Regine Kahmann

Max Planck Institute for Terrestrial Microbiology


Primary Section: 62, Plant, Soil, and Microbial Sciences
Secondary Section: 25, Plant Biology
Membership Type:
International Member (elected 2021)

Biosketch

Regine Kahmann is a microbiologist recognized for her work on site-specific recombination and gene regulation in phage Mu and her subsequent studies on the fungal maize pathogen Ustilago maydis. In the latter system her work has uncovered how mating and pathogenic development are regulated and has revealed critical determinants for the interaction of this pathogen with its host plant maize. Kahmann was born in Staßfurt, East Germany, and grew up in Rassau, a small village in Lower Saxony in West Germany. She graduated from Georg-August-Universität in Göttingen with a diploma degree in biology in 1972 and received a Ph.D. degree in Biology in 1974 from the Free University of Berlin. She was postdoctoral fellow and junior group leader at the Cold Spring Harbor Laboratory, followed by stays at the MPI for Biochemistry in Martinsried, the MPI for Molecular Genetics in Berlin and the IGF Berlin GmbH. In 1992 she became professor for Genetics at the Ludwig-Maximilians-Universität in Munich  and transitioned from there to Marburg where she headed the department of Organismic Interactions at the Max Planck Institute of Terrestrial Microbiology and was professor for Genetics at the Philipps-Universität between 2000 and 2019.

Research Interests

Regine Kahmann´s laboratory is interested in the question how fungi colonize plants and cause disease.  They have developed the biotrophic fungus Ustilago maydis as a model to obtain molecular insights into how this fungus suppresses host immune responses and modulates plant processes to benefit the pathogen.
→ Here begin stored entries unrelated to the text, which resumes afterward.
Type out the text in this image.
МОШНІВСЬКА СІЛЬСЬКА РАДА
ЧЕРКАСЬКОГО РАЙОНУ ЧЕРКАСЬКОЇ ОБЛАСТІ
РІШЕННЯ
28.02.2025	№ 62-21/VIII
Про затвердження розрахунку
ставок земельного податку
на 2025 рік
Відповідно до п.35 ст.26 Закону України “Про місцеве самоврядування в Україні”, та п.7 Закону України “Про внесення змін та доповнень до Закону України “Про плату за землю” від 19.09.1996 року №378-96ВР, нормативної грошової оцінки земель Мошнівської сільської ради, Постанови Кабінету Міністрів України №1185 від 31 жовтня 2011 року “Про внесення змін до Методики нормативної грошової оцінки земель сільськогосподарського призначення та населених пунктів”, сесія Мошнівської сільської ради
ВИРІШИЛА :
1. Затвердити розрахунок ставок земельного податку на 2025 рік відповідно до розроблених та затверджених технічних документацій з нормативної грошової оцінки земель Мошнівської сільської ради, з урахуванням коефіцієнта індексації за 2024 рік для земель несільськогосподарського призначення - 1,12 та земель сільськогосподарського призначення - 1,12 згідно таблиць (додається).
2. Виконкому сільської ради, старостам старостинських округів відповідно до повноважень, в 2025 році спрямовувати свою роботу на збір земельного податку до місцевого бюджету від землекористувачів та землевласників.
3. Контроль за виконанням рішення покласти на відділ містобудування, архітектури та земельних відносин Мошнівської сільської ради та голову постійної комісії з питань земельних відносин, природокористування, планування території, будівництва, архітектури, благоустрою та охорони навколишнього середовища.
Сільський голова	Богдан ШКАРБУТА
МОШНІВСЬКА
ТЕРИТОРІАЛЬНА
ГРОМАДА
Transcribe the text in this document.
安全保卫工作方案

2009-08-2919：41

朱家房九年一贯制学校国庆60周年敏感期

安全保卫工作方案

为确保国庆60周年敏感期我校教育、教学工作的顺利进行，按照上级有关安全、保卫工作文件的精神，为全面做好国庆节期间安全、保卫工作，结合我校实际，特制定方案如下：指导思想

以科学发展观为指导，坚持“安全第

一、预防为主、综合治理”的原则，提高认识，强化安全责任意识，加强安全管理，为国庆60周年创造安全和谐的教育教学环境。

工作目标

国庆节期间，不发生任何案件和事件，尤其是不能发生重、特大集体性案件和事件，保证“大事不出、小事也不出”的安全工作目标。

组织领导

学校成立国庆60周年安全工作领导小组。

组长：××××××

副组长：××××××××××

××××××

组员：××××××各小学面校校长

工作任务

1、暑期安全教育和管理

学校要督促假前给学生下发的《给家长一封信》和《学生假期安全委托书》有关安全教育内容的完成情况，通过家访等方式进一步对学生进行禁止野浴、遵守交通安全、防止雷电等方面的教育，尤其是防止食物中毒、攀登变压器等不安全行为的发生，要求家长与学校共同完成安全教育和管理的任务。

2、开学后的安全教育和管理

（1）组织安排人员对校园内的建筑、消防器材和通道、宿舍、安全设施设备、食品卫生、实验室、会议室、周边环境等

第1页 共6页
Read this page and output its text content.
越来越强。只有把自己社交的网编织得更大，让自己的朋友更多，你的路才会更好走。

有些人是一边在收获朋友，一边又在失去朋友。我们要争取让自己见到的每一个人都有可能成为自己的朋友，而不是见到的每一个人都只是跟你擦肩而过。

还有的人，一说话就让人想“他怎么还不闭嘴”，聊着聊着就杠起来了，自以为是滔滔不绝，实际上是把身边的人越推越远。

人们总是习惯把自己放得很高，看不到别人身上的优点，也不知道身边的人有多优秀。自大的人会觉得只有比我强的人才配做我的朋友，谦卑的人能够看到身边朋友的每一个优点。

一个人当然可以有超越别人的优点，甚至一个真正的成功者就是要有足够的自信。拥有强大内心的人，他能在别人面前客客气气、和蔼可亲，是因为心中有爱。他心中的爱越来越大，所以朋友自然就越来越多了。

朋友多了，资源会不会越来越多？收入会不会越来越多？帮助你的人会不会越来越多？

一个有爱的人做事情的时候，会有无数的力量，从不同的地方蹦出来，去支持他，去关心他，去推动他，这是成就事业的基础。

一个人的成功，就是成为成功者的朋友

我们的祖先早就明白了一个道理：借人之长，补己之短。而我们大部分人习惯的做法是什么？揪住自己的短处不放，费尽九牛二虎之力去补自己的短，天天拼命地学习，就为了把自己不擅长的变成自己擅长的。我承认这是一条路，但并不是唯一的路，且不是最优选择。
Since the publication of the U. maydis genome sequence and detecting clustered genes encoding novel secreted protein effectors, her group has focused on the challenging functional analysis of such novel effectors and how a subset of them are taken up by cells of the host plant. In her most recent work she has uncovered a fungal structure that is essential for virulence and is likely involved in effector delivery.